The president was responding to his former intelligence chief Patrick Karegeya who earlier this week called for an uprising against Mr. Kagame.
Jean Bosco Gasasira, the exiled editor of the Umuvugizi newspaper in Rwanda said he’s not surprised at the turn of events in Rwanda ahead of Monday’s vote.
“This is not a surprise of a person like President Kagame who has proved to be a dictator and who has opted to silence all independent voices in Rwanda. President Kagame in this same year, in front of the parliament, said he was going to use a Hammer to kill a fly. What he was meaning was killing [the] opposition,” he said.
Gasasira said former Rwandan intelligence chief Patrick Karegeya’s call for an uprising against President Kagame is proof that the Rwandan leader is losing support among his once trusted allies.
“I told you this that Patrick Karegeya was once a part of Kagame; he was his advisor. But [the] time has come whereby people who are independent are now seeing Kagame as someone impossible, and they are now crossing to another part.
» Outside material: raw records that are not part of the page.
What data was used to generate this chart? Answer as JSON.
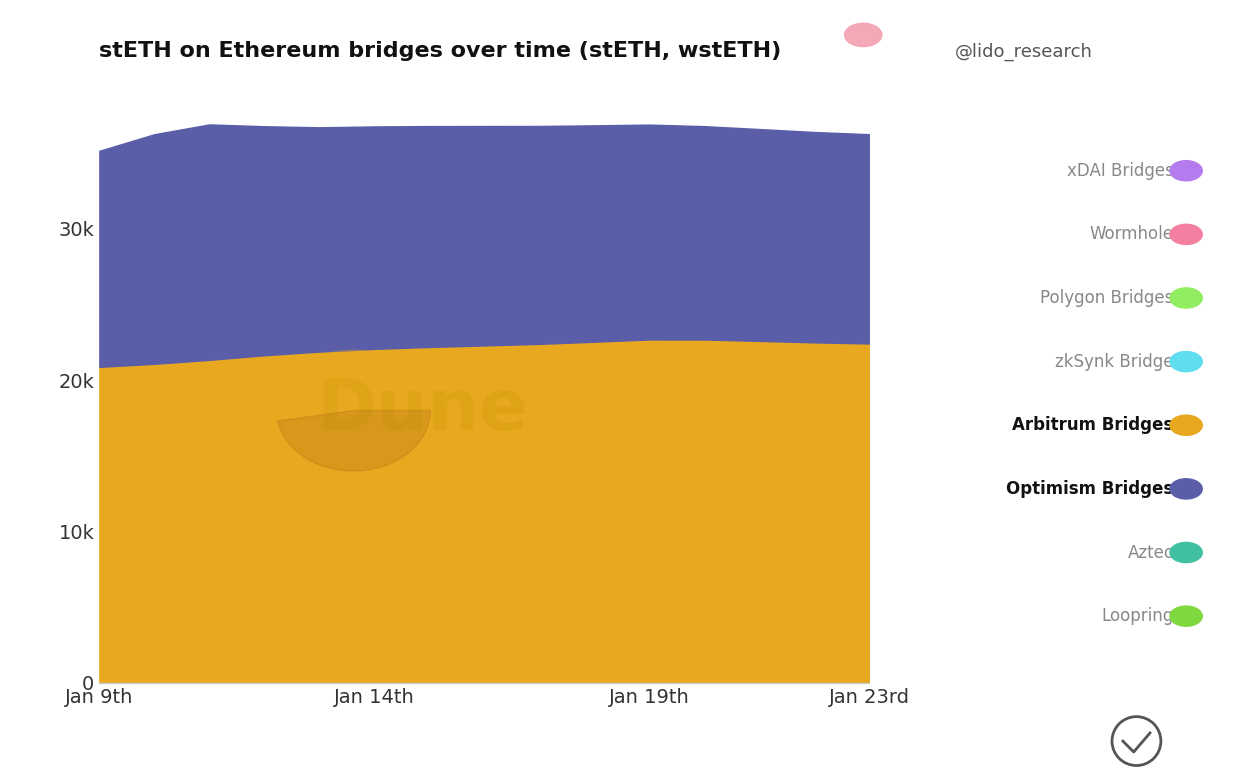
{
  "title": "stETH on Ethereum bridges over time (stETH, wstETH)",
  "watermark": "@lido_research",
  "background_color": "#ffffff",
  "border_color": "#f4a0a0",
  "x_labels": [
    "Jan 9th",
    "Jan 14th",
    "Jan 19th",
    "Jan 23rd"
  ],
  "x_positions": [
    0,
    5,
    10,
    14
  ],
  "x_raw": [
    0,
    1,
    2,
    3,
    4,
    5,
    6,
    7,
    8,
    9,
    10,
    11,
    12,
    13,
    14
  ],
  "arbitrum_values": [
    20800,
    21100,
    21300,
    21700,
    21900,
    22100,
    22200,
    22300,
    22400,
    22500,
    22800,
    22700,
    22600,
    22500,
    22400
  ],
  "optimism_values": [
    13800,
    15500,
    16000,
    14900,
    14800,
    14700,
    14600,
    14500,
    14400,
    14300,
    14200,
    14100,
    14000,
    13900,
    13800
  ],
  "arbitrum_color": "#E8A820",
  "optimism_color": "#5A5EA8",
  "legend_items": [
    {
      "label": "xDAI Bridges",
      "color": "#B57BEE",
      "bold": false
    },
    {
      "label": "Wormhole",
      "color": "#F47FA0",
      "bold": false
    },
    {
      "label": "Polygon Bridges",
      "color": "#90EE60",
      "bold": false
    },
    {
      "label": "zkSynk Bridge",
      "color": "#60DDEF",
      "bold": false
    },
    {
      "label": "Arbitrum Bridges",
      "color": "#E8A820",
      "bold": true
    },
    {
      "label": "Optimism Bridges",
      "color": "#5A5EA8",
      "bold": true
    },
    {
      "label": "Aztec",
      "color": "#40C0A0",
      "bold": false
    },
    {
      "label": "Loopring",
      "color": "#80D840",
      "bold": false
    }
  ],
  "yticks": [
    0,
    10000,
    20000,
    30000
  ],
  "ytick_labels": [
    "0",
    "10k",
    "20k",
    "30k"
  ],
  "ylim": [
    0,
    40000
  ],
  "dune_watermark_color": "#C8960080"
}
That’s why you see he [Kagame] is not going to tolerate them; he is not going to tolerate generals; he is not going to tolerate bishops; he can’t tolerate Human Rights Watch; he can’t tolerate anyone, even to an extent of shooting journalists to death because of an article,” Gasasira said.
A number of senior army officers have been arrested in recent months. One of them, Faustin Kayumba Nyamwash, narrowly survived an assassination attempt in South Africa in June.
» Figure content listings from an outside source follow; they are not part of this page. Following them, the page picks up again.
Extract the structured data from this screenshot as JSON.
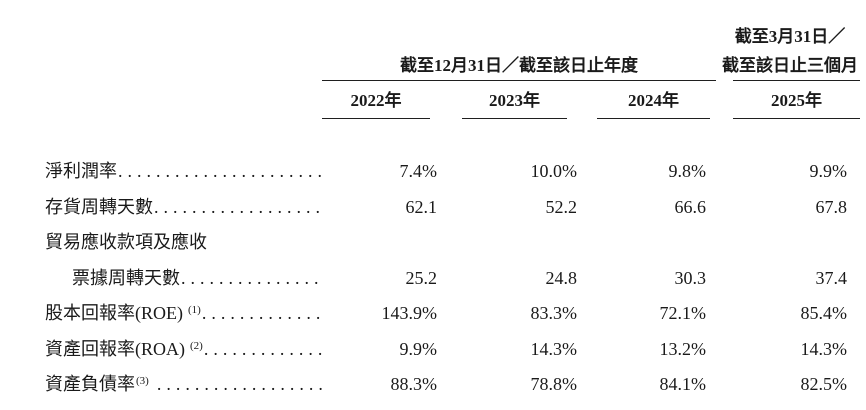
{
  "table": {
    "group_header_annual": "截至12月31日／截至該日止年度",
    "group_header_quarter_line1": "截至3月31日／",
    "group_header_quarter_line2": "截至該日止三個月",
    "year_columns": [
      "2022年",
      "2023年",
      "2024年",
      "2025年"
    ],
    "leader_dots": "........................................",
    "rows": [
      {
        "label": "淨利潤率",
        "sup": "",
        "values": [
          "7.4%",
          "10.0%",
          "9.8%",
          "9.9%"
        ]
      },
      {
        "label": "存貨周轉天數",
        "sup": "",
        "values": [
          "62.1",
          "52.2",
          "66.6",
          "67.8"
        ]
      },
      {
        "label": "貿易應收款項及應收",
        "sup": "",
        "values": [
          "",
          "",
          "",
          ""
        ]
      },
      {
        "label": "票據周轉天數",
        "sup": "",
        "values": [
          "25.2",
          "24.8",
          "30.3",
          "37.4"
        ]
      },
      {
        "label": "股本回報率(ROE)",
        "sup": "(1)",
        "values": [
          "143.9%",
          "83.3%",
          "72.1%",
          "85.4%"
        ]
      },
      {
        "label": "資產回報率(ROA)",
        "sup": "(2)",
        "values": [
          "9.9%",
          "14.3%",
          "13.2%",
          "14.3%"
        ]
      },
      {
        "label": "資產負債率",
        "sup": "(3)",
        "values": [
          "88.3%",
          "78.8%",
          "84.1%",
          "82.5%"
        ]
      }
    ]
  },
  "colors": {
    "text": "#1a1a1a",
    "rule": "#1f1f1f",
    "background": "#ffffff"
  }
}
Opposition leader Victoire Ingabire, who is under house arrest and banned from participating in Monday’s election, Wednesday accused the international community of turning a blind eye to the crisis in Rwanda.
Gasasira said Ingabire was right in her criticism of the international community.
“Definitely what the opposition candidate is saying is correct because the U.N. secretary-general was saying he needs more investigation. But we as Rwandans are asking ourselves, what sort of investigation does he need? The journalist was shot dead, killed in cold blood; the way he arrested a U.S. lawyer accusing him of genocide ideology. Unfortunately he is doing this when the biggest donors like U.K., like U.S., like Netherlands and most especially the European Union when all those voices are quiet. For sure we are asking what is behind this because people are dying,” Gasasira said.
Rwanda’s Media High Council earlier this year suspended Umuvugizi and Umuseso for six months on the grounds the two weekly newspapers violated Rwanda’s media laws and incited public order.
In June Umuvugizi deputy editor Jean-Leonard Rugambage was shot and killed outside his home in Kigali.
Last week the same Media High Council banned some 30 media organizations for not complying with the council’s rules.